Rabu dini hari lalu, Anda sudah tahu, dr Novi meninggal dunia. Saat itu sang suami sudah negatif. Demikian juga anaknya.
Lima menit sebelum meninggal, sang suami dan anak mereka diizinkan masuk ICU. Sang suami tahu apa yang harus terjadi. Ia langsung membisikkan kalimat syahadat. Demikian juga sang anak. Dokter Novi pun meninggal.
Di kamar jenazah sang suami memanggil dua anak laki-lakinya: salat jenazah. Anak wanitanya lagi datang bulan.
Saya pun berbicara panjang dengan Meindy, sang suami. Sesekali suara Meindy tergetar oleh isakan tangisnya. Meindy merasa ia-lah yang membawa virus itu ke rumah.
Dokter Novi orang penting di Biofarma. Ia menjabat kepala Divisi Surveilans dan Riset Klinis di perusahaan BUMN itu.
Awalnya Meindy curiga terkena virus saat donor darah. Meindy memang pendonor paling rajin. Hari itu ia donor untuk kali Ke-107. Ia optimistis di ulang tahunnya Ke-60 tanggal 31 Juli tahun depan sudah bisa mencapai 110 kali donor.
Bukan itu.
Tiga hari setelah itu Meindy PCR: masih negatif.
Ia lantas ingat. Ia pernah, setelah donor itu, memeriksakan diri ke rumah sakit: ada ''kutil'' di kulit pahanya yang menghadap ke dalam. Ia ingin kutil itu dihilangkan.

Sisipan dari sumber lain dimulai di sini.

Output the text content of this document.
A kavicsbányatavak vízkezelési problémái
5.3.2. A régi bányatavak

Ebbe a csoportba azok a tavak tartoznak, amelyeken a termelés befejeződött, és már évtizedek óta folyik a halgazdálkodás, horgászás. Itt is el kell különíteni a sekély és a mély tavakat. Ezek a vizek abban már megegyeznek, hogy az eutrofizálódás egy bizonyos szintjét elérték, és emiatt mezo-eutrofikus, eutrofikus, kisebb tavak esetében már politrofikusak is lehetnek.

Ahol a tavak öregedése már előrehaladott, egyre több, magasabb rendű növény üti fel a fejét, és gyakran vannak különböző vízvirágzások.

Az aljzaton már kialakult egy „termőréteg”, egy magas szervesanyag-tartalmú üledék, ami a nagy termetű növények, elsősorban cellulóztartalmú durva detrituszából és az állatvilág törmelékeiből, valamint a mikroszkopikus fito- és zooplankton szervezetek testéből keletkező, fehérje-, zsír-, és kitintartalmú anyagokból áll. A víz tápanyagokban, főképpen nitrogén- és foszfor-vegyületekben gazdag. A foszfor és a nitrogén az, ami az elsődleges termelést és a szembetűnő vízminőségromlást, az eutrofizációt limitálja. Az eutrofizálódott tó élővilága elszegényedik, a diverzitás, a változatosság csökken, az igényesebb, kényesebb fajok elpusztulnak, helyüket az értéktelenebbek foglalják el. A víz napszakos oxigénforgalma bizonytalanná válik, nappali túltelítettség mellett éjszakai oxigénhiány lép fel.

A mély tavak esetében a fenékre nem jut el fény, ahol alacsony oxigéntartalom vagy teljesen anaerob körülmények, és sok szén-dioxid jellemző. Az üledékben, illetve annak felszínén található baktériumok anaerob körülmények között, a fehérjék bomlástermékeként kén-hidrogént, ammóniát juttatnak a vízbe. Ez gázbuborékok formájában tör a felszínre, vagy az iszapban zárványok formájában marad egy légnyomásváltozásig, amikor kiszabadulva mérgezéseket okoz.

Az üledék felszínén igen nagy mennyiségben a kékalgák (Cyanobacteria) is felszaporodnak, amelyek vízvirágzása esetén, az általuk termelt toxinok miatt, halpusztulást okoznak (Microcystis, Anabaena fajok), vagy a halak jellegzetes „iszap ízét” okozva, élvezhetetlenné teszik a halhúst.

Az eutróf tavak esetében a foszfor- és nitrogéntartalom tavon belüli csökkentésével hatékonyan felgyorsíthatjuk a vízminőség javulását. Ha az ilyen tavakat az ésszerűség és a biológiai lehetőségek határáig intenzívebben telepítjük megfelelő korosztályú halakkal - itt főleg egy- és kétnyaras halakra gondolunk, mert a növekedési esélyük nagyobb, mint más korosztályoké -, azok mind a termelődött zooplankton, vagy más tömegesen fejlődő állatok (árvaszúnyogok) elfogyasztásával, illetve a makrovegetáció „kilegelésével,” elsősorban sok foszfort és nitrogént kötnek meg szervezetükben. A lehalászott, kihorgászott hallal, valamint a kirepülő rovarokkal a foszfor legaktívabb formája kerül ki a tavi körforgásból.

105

Meindy pagi-pagi ke rumah sakit. Pukul 07.00. Mumpung masih sepi. Ia pede saja: tanpa bikin janji. Ternyata, hari itu, dokternya datang agak siang. Tiga jam Meindy di ruang tunggu rumah sakit.
Besoknya Meindy batuk. Minum obat batuk. Tidak sembuh. Hari ketiga pinggangnya sakit luar biasa.
Meindy pun tes bersama istri: sama-sama positif. Salah satu dari tiga anak mereka juga positif. Itu tanggal 18 Juni lalu.